Alors qu'en l'espèce, il n'est pas contesté que le montant total des travaux commandés par le maître d'ouvrage et exécutés par l'entreprise s'élève à la somme totale de 264 496,80 euros TTC, et que le montant du solde restant dû s'élève à 15 226,84 euros, l'appelante fait valoir à bon droit qu'elle est fondée à obtenir une caution bancaire de ce montant, sans qu'une contestation sérieuse sur d'éventuelles déductions tenant à des inachèvements puisse lui être opposée, étant au surplus observé qu'en l'état de l'évolution du litige susceptible d'être invoqué devant le juge du fond aucun élément ne justifie la rétention du solde susvisé.
En conséquence, l'ordonnance entreprise doit être ici infirmée et il y a lieu de condamner la société ROCBEL à communiquer à la SARL MVA MONACO une caution bancaire d'un montant de 15 226,84 euros, sous astreinte de 500 euros par jour à compter de la signification du présent arrêt, le positionnement de l'intimée laissant légitimement craindre une inexécution sans le prononcer d'une astreinte significative.

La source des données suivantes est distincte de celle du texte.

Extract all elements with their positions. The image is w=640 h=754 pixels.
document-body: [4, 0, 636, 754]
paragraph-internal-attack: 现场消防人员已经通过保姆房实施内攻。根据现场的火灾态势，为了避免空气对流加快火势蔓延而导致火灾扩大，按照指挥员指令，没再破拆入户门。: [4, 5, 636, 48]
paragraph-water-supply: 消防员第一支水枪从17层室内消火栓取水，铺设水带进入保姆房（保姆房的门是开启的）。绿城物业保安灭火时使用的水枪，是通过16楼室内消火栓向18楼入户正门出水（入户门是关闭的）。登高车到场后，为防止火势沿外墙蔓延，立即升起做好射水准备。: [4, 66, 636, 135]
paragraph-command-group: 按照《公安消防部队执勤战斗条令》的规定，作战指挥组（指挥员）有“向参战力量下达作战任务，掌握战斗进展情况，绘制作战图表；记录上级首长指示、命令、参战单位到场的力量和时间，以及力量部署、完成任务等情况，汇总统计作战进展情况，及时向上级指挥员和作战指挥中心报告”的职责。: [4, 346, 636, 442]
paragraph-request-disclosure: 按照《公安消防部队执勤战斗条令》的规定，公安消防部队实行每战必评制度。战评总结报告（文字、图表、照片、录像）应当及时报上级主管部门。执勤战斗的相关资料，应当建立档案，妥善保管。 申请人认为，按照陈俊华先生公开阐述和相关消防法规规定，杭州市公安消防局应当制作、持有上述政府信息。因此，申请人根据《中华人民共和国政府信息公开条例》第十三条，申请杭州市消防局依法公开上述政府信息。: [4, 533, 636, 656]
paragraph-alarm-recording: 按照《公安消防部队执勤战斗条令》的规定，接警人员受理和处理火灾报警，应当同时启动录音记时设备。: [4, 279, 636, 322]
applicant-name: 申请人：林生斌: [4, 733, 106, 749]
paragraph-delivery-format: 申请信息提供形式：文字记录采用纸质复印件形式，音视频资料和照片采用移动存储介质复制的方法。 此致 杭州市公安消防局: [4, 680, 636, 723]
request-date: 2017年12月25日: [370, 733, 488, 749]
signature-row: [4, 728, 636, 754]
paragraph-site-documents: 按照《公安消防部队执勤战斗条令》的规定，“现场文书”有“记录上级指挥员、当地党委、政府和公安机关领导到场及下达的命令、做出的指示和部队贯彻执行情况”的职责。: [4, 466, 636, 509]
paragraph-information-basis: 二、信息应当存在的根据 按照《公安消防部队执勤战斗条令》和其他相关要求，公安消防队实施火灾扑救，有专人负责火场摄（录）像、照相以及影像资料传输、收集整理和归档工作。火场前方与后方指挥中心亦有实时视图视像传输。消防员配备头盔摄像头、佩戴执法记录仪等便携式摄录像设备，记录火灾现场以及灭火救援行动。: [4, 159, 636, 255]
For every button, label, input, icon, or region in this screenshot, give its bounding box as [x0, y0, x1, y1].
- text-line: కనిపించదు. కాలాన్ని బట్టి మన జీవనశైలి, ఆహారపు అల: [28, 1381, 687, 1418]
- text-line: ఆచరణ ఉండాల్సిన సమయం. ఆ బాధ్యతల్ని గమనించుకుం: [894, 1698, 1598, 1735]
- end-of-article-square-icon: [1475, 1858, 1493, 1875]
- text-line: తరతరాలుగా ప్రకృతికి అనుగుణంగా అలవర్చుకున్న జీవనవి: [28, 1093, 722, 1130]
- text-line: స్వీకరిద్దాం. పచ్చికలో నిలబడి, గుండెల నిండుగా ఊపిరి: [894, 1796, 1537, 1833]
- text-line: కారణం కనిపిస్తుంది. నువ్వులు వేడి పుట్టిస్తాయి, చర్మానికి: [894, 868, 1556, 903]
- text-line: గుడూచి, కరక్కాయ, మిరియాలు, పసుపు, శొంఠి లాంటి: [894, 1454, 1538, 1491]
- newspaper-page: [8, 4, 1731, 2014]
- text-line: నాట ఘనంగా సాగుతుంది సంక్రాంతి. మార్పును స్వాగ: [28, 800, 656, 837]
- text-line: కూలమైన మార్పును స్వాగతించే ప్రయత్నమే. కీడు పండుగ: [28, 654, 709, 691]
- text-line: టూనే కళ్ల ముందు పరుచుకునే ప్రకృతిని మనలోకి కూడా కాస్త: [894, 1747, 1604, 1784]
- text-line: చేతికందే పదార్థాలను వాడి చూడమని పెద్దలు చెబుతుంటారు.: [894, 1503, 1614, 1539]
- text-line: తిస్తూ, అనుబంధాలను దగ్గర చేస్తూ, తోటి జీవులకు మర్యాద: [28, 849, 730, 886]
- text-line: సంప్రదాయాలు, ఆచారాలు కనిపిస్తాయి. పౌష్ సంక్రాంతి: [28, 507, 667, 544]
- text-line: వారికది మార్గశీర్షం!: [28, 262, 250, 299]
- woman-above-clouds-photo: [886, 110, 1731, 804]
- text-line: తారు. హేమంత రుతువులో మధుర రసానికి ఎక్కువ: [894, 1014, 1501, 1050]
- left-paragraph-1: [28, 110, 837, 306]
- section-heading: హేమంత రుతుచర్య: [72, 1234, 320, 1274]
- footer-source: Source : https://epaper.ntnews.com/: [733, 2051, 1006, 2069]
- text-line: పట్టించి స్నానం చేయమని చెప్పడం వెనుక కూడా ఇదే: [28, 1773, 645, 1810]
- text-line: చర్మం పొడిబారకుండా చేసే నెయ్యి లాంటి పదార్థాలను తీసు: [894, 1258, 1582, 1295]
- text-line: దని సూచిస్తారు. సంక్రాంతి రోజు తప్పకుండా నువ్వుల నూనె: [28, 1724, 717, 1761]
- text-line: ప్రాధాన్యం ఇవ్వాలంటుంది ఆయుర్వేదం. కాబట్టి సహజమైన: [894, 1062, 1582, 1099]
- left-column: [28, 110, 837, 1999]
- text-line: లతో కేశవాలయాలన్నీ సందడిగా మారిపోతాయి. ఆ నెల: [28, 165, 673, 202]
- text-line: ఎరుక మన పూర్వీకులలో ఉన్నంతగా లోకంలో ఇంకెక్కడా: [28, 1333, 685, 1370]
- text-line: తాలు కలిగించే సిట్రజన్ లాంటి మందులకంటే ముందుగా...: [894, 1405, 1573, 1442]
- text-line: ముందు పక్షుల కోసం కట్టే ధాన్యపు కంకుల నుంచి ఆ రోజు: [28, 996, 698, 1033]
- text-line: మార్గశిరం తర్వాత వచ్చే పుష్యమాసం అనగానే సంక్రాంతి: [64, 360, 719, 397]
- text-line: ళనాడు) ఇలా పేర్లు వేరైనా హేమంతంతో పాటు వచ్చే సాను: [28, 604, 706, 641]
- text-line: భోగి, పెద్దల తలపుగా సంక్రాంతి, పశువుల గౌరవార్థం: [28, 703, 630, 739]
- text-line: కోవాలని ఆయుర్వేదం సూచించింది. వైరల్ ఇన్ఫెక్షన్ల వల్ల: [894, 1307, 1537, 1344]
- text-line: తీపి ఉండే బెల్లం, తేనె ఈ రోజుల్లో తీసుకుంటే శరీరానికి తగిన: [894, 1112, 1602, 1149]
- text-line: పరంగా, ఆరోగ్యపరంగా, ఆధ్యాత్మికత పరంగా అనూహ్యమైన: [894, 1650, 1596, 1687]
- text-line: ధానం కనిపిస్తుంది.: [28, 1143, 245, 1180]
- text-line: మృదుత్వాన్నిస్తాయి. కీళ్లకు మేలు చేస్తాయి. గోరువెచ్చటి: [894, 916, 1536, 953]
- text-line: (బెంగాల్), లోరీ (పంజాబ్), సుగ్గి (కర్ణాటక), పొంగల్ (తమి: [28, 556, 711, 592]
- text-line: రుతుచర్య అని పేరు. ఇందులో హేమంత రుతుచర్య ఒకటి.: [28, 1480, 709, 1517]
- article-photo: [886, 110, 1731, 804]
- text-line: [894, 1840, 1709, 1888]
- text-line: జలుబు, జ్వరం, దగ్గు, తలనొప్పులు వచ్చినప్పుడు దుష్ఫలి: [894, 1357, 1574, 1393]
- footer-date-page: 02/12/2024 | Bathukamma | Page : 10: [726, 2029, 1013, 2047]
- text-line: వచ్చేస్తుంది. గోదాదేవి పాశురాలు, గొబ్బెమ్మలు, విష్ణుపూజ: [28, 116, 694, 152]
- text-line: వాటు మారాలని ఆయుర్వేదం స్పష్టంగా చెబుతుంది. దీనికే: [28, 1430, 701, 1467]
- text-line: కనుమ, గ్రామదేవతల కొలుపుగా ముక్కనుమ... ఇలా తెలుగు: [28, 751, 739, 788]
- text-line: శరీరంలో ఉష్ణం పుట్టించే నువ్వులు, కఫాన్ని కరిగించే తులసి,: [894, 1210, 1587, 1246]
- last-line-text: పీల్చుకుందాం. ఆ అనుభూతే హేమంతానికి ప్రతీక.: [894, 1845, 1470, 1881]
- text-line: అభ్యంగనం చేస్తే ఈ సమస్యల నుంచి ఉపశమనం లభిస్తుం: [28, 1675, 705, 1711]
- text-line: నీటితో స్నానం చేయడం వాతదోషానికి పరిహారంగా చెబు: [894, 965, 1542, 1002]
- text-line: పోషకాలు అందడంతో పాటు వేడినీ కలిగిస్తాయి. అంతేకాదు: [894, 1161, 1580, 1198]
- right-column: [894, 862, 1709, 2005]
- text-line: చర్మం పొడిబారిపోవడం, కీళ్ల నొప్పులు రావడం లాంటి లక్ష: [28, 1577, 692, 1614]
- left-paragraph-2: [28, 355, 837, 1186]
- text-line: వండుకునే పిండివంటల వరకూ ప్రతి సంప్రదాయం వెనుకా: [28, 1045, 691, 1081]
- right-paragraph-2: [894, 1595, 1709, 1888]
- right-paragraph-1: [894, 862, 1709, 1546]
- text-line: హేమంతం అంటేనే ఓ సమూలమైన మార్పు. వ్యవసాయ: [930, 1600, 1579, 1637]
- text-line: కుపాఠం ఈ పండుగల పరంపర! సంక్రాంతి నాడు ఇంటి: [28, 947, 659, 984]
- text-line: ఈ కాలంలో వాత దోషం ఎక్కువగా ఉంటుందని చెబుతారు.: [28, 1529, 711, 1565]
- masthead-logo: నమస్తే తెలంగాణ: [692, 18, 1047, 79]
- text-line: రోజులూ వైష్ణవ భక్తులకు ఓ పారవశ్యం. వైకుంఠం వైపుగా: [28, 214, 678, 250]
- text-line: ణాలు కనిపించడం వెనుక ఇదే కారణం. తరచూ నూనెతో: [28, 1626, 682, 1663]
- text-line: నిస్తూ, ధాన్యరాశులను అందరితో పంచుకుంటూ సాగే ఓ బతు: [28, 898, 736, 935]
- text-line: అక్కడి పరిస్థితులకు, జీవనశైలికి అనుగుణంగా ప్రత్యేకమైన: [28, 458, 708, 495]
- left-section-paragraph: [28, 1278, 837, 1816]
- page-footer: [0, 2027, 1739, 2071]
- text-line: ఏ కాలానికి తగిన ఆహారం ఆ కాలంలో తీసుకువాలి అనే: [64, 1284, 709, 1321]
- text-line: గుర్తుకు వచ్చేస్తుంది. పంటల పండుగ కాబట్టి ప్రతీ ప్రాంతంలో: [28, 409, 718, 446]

Sur les dépens et l'article 700 du code de procédure civile
Succombant principalement, la société ROCBEL doit être condamnée aux dépens de première instance et d'appel, ainsi qu'à régler à la SARL MVA MONACO une indemnité de 4 000 euros au titre de l'article 700 du code de procédure civile pour les frais qu'elle a dû exposer pour faire valoir ses droits en justice, et sa demande au titre des frais irrépétibles sera rejetée.
En conséquence, l'ordonnance entreprise doit être ici infirmée.
PAR CES MOTIFS
LA COUR :
Statuant publiquement et contradictoirement, et après en avoir délibéré conformément à la loi,
CONFIRME partiellement l'ordonnance entreprise, en ce que le premier juge a enjoint à la SARL de droit monégasque MVA MONACO de communiquer les conditions générales et particulières de l'assurance de sa responsabilité professionnelle ainsi que celles de sa garantie décennale dans un délai de 15 jours à compter de la signification de l'ordonnance et rejeté la demande d'astreinte formée par la société ROCBEL,
L'INFIRME pour le surplus,
STATUANT à nouveau et Y AJOUTANT,
REJETTE la demande d'expertise,
CONDAMNE la société ROCBEL à communiquer à la SARL MVA MONACO une caution bancaire d'un montant de 15 226,84 euros, sous astreinte de 500 euros par jour à compter de la signification du présent arrêt,
CONDAMNE la société ROCBEL à payer à la SARL MVA MONACO la somme de 4 000 euros au titre des frais irrépétibles,
REJETTE la demande formée par la société ROCBEL au titre de l'article 700 du code de procédure civile,
CONDAMNE la société ROCBEL aux dépens de première instance et d'appel.
Prononcé par mise à disposition au greffe le 21 Septembre 2023,
Signé par Madame Inès BONAFOS, Présidente et Monsieur Achille TAMPREAU, greffier auquel la minute de la décision a été remise par le magistrat signataire.